Dani Pedrosa langsung melakukan lompatan besar saat promosi ke kelas MotoGP pada 2006 dengan bergabung bersama tim Repsol Honda.
Sejak itu, Pedrosa terus loyal menjadi pebalap Honda, meski sudah merasakan empat rekan berbeda.
Sebelum naik ke MotoGP, Pedrosa merupakan pebalap sukses pada kelas 125cc (sekarang Moto3) dan 250cc (Moto2).
Hal itu dibuktikan dengan meraih tiga gelar juara dunia yang terdiri dari satu titel 125cc dan dua titel 250cc.
Namun, kehebatan Pedrosa pada dua kelas tersebut tidak terlihat saat berkompetisi pada kelas premier.
Mike Leitner yang pernah bekerja bersama Dani Pedrosa selama 11 tahun
menuturkan bahwa cedera menjadi salah satu biang kegagalan.
![]() |
| Dani Pedrosa |
"Pedrosa mengalami cedera pada waktu yang salah pada tahun-tahun
ketika dia memenangkan banyak balapan dan memperjuangkan gelar
tersebut," kata Leitner.
Musim 2012 menjadi musim terdekat Pedrosa dengan gelar juara dunia MotoGP.
Kala itu, Pedrosa mampu naik ke podium sebanyak 15 kali, tujuh di antaranya berada di podium kampiun.
Selain cedera, kapasitas mesin motor MotoGP yang menjadi 1.000cc juga
menjadi salah satu kendala, hal ini mengingat postur Dani Pedrosa yang
pendek.
"Posturnya tentu tidak selalu menguntungkan buat dia.
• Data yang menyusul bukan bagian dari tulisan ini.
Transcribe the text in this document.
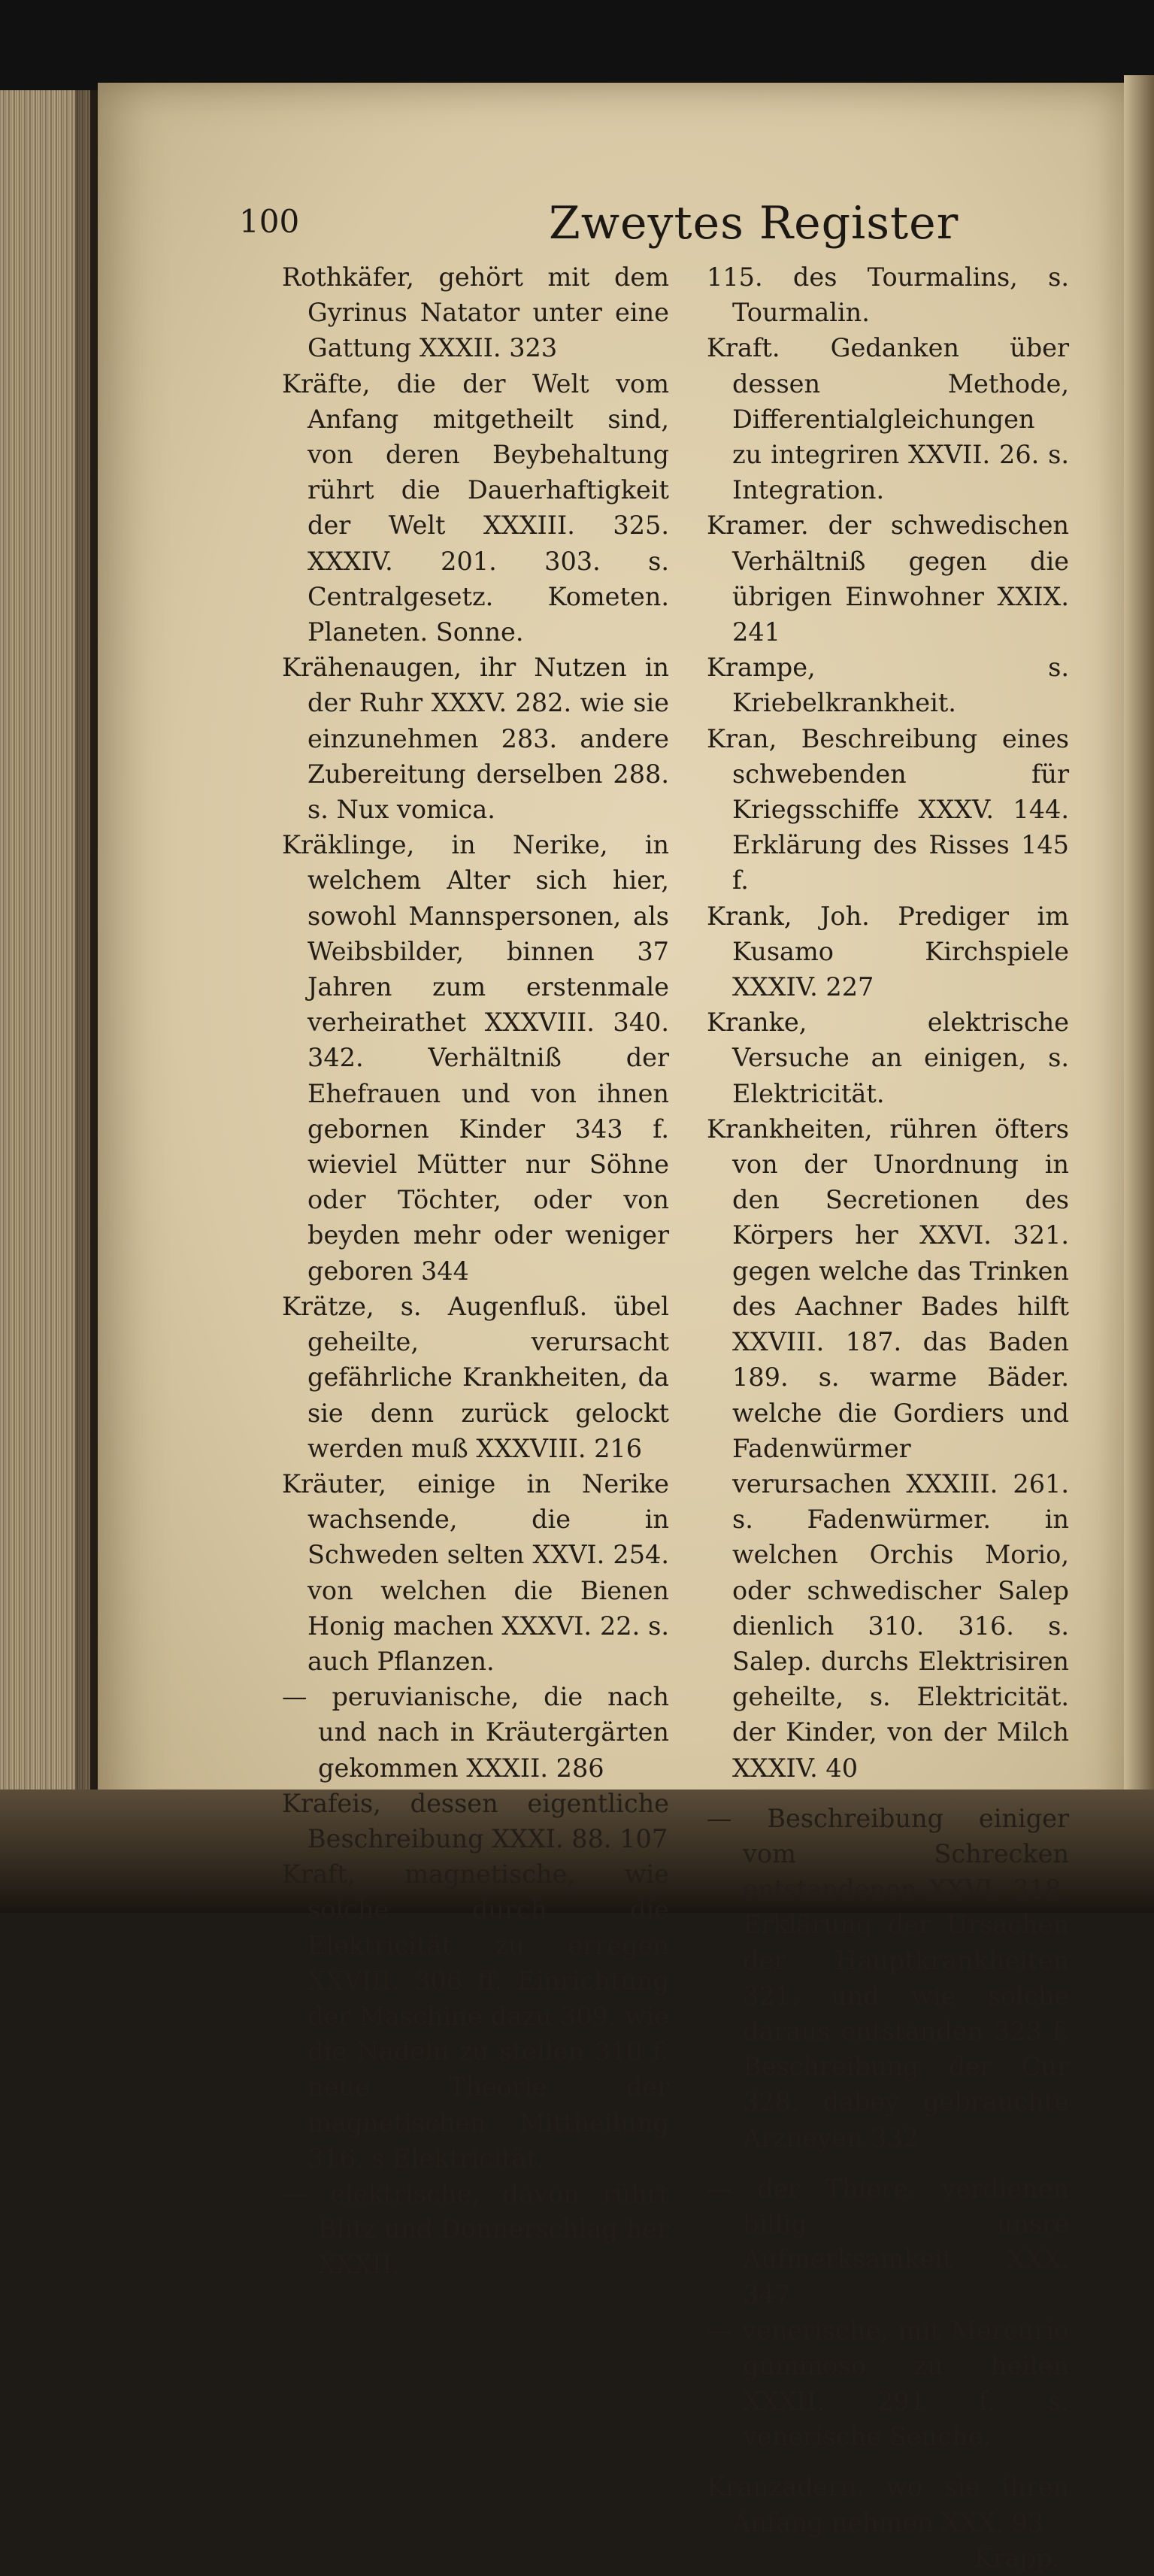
100	Zweytes Register
Rothkäfer, gehört mit dem Gyrinus Natator unter eine Gattung XXXII. 323
Kräfte, die der Welt vom Anfang mitgetheilt sind, von deren Beybehaltung rührt die Dauerhaftigkeit der Welt XXXIII. 325. XXXIV. 201. 303. s. Centralgesetz. Kometen. Planeten. Sonne.
Krähenaugen, ihr Nutzen in der Ruhr XXXV. 282. wie sie einzunehmen 283. andere Zubereitung derselben 288. s. Nux vomica.
Kräklinge, in Nerike, in welchem Alter sich hier, sowohl Mannspersonen, als Weibsbilder, binnen 37 Jahren zum erstenmale verheirathet XXXVIII. 340. 342. Verhältniß der Ehefrauen und von ihnen gebornen Kinder 343 f. wieviel Mütter nur Söhne oder Töchter, oder von beyden mehr oder weniger geboren 344
Krätze, s. Augenfluß. übel geheilte, verursacht gefährliche Krankheiten, da sie denn zurück gelockt werden muß XXXVIII. 216
Kräuter, einige in Nerike wachsende, die in Schweden selten XXVI. 254. von welchen die Bienen Honig machen XXXVI. 22. s. auch Pflanzen.
— peruvianische, die nach und nach in Kräutergärten gekommen XXXII. 286
Krafeis, dessen eigentliche Beschreibung XXXI. 88. 107
Kraft, magnetische, wie solche durch die Elektricität zu erregen XXVIII. 306 ff. Einrichtung der Maschine dazu 309. wie die Nadeln zu stellen 310 f. neue Theorie der magnetischen Mittheilung 316. s Elektricität.
— elektrische, davon rührt Blitz und Donnerschlag her XXXII.
115. des Tourmalins, s. Tourmalin.
Kraft. Gedanken über dessen Methode, Differentialgleichungen zu integriren XXVII. 26. s. Integration.
Kramer. der schwedischen Verhältniß gegen die übrigen Einwohner XXIX. 241
Krampe, s. Kriebelkrankheit.
Kran, Beschreibung eines schwebenden für Kriegsschiffe XXXV. 144. Erklärung des Risses 145 f.
Krank, Joh. Prediger im Kusamo Kirchspiele XXXIV. 227
Kranke, elektrische Versuche an einigen, s. Elektricität.
Krankheiten, rühren öfters von der Unordnung in den Secretionen des Körpers her XXVI. 321. gegen welche das Trinken des Aachner Bades hilft XXVIII. 187. das Baden 189. s. warme Bäder. welche die Gordiers und Fadenwürmer verursachen XXXIII. 261. s. Fadenwürmer. in welchen Orchis Morio, oder schwedischer Salep dienlich 310. 316. s. Salep. durchs Elektrisiren geheilte, s. Elektricität. der Kinder, von der Milch XXXIV. 40
— Beschreibung einiger vom Schrecken entstandenen XXVI. 318. Erklärung der Ursachen der Hauptkrankheiten 321. und wie solche daraus entstanden 323 f. Beschreibung der Cur 328. dabey gebrauchte Arzneyen 332
— der Thiere. verdienen billig unsre Aufmerksamkeit XXX. 347
— venerische, mit Mercurio gummoso zu heilen XXXII. 291 f. s. venerische Seuche.
Kranzadern. wo sie ihren Anfang nehmen XXX. 93
Krapp.
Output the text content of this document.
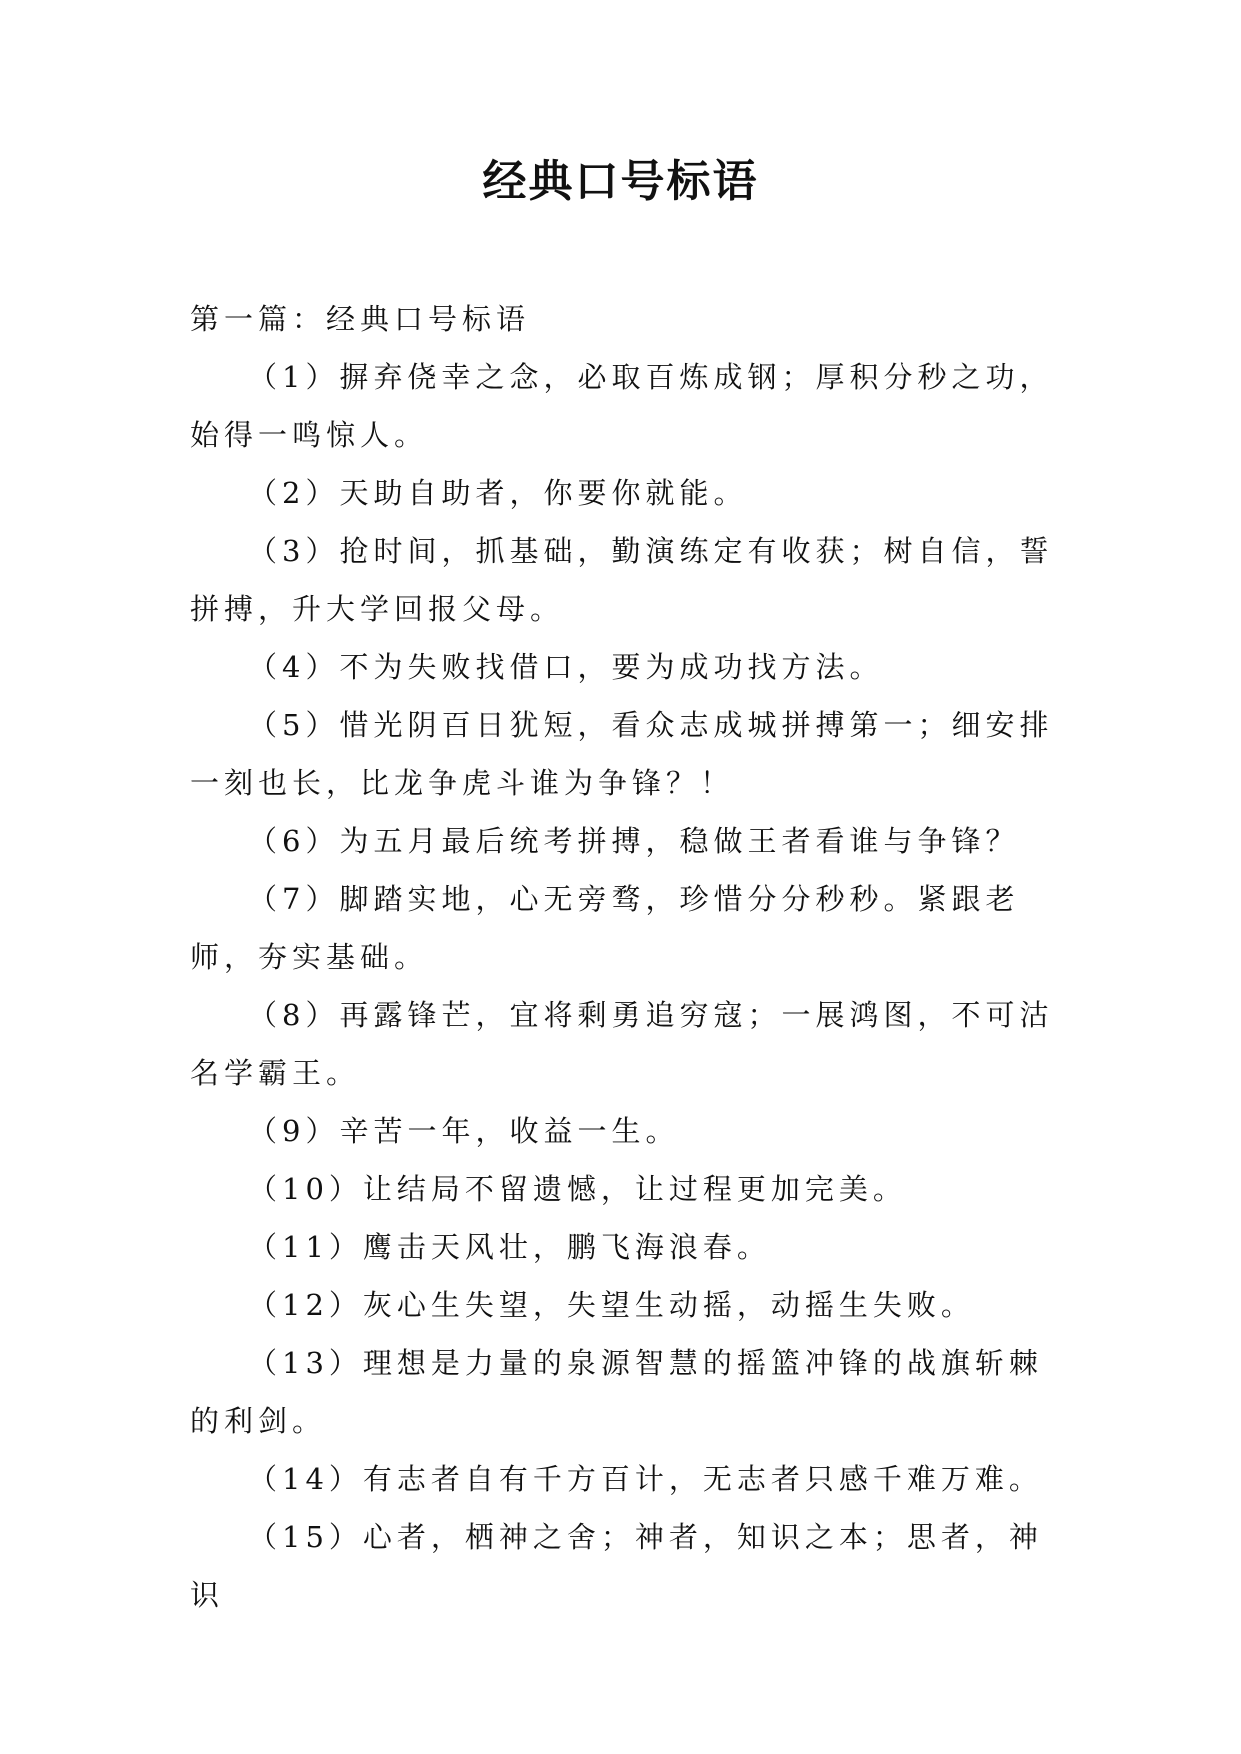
经典口号标语

第一篇：经典口号标语

（1）摒弃侥幸之念，必取百炼成钢；厚积分秒之功，始得一鸣惊人。

（2）天助自助者，你要你就能。

（3）抢时间，抓基础，勤演练定有收获；树自信，誓拼搏，升大学回报父母。

（4）不为失败找借口，要为成功找方法。

（5）惜光阴百日犹短，看众志成城拼搏第一；细安排一刻也长，比龙争虎斗谁为争锋？！

（6）为五月最后统考拼搏，稳做王者看谁与争锋？

（7）脚踏实地，心无旁骛，珍惜分分秒秒。紧跟老师，夯实基础。

（8）再露锋芒，宜将剩勇追穷寇；一展鸿图，不可沽名学霸王。

（9）辛苦一年，收益一生。

（10）让结局不留遗憾，让过程更加完美。

（11）鹰击天风壮，鹏飞海浪春。

（12）灰心生失望，失望生动摇，动摇生失败。

（13）理想是力量的泉源智慧的摇篮冲锋的战旗斩棘的利剑。

（14）有志者自有千方百计，无志者只感千难万难。

（15）心者，栖神之舍；神者，知识之本；思者，神识
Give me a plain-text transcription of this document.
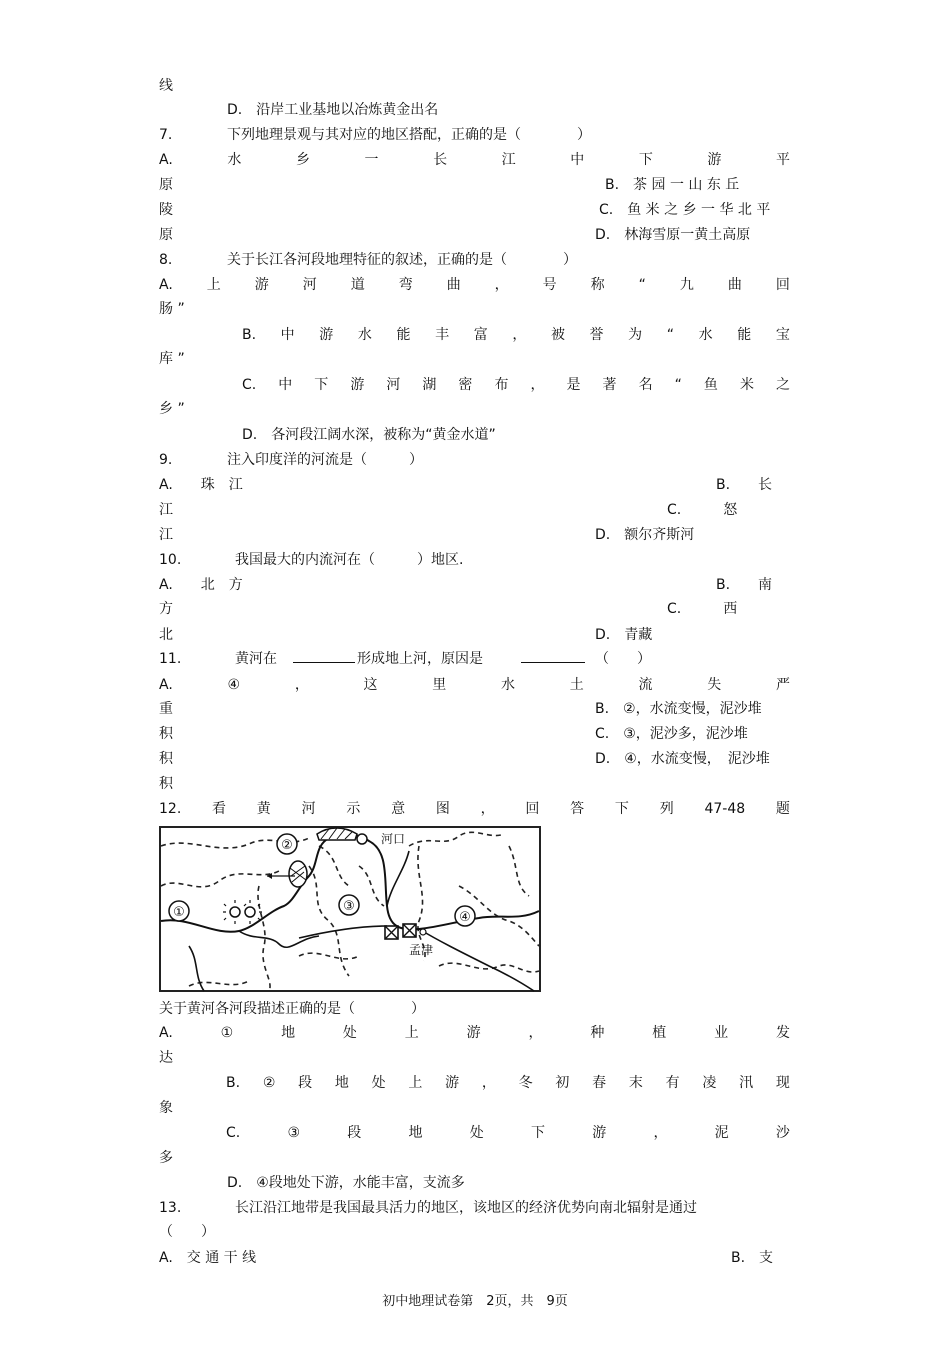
线
D.　沿岸工业基地以冶炼黄金出名
7.	下列地理景观与其对应的地区搭配，正确的是（　　　　）
A.	水	乡	一	长	江	中	下	游	平
原	B.　茶 园 一 山 东 丘
陵	C.　鱼 米 之 乡 一 华 北 平
原	D.　林海雪原一黄土高原
8.	关于长江各河段地理特征的叙述，正确的是（　　　　）
A. 上 游 河 道 弯 曲 ， 号 称 “ 九 曲 回
肠 ”
B. 中 游 水 能 丰 富 ， 被 誉 为 “ 水 能 宝
库 ”
C. 中 下 游 河 湖 密 布 ， 是 著 名 “ 鱼 米 之
乡 ”
D.　各河段江阔水深，被称为“黄金水道”
9.	注入印度洋的河流是（　　　）
A.　　珠　江	B.　　长
江	C.　　　怒
江	D.　额尔齐斯河
10.	我国最大的内流河在（　　　）地区.
A.　　北　方	B.　　南
方	C.　　　西
北	D.　青藏
11.	黄河在	形成地上河，原因是	（　　）
A.	④	，	这	里	水	土	流	失	严
重	B.　②，水流变慢，泥沙堆
积	C.　③，泥沙多，泥沙堆
积	D.　④，水流变慢，　泥沙堆
积
12. 看 黄 河 示 意 图 ， 回 答 下 列 47-48 题
①
②
③
④
河口
孟津
关于黄河各河段描述正确的是（　　　　）
A.	①	地	处	上	游	，	种	植	业	发
达
B. ② 段 地 处 上 游 ， 冬 初 春 末 有 凌 汛 现
象
C.	③	段	地	处	下	游	，	泥	沙
多
D.　④段地处下游，水能丰富，支流多
13.	长江沿江地带是我国最具活力的地区，该地区的经济优势向南北辐射是通过
（　　）
A.　交 通 干 线	B.　支
初中地理试卷第　2页，共　9页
Apalagi, di
motor besar dengan kapasitas mesin 1.000cc, rasionya terlalu besar
dibanding dengan tinggi badannya," ujar Leitner.
"Anda sudah bisa melihat bahwa dia terkadang berjuang keras. Jika
kondisinya tidak tepat untuknya, akan terjadi fluktuasi," kata Leitner
lagi.
Saat ini, Dani Pedrosa menyisakan kontrak dengan Honda sampai akhir 2018.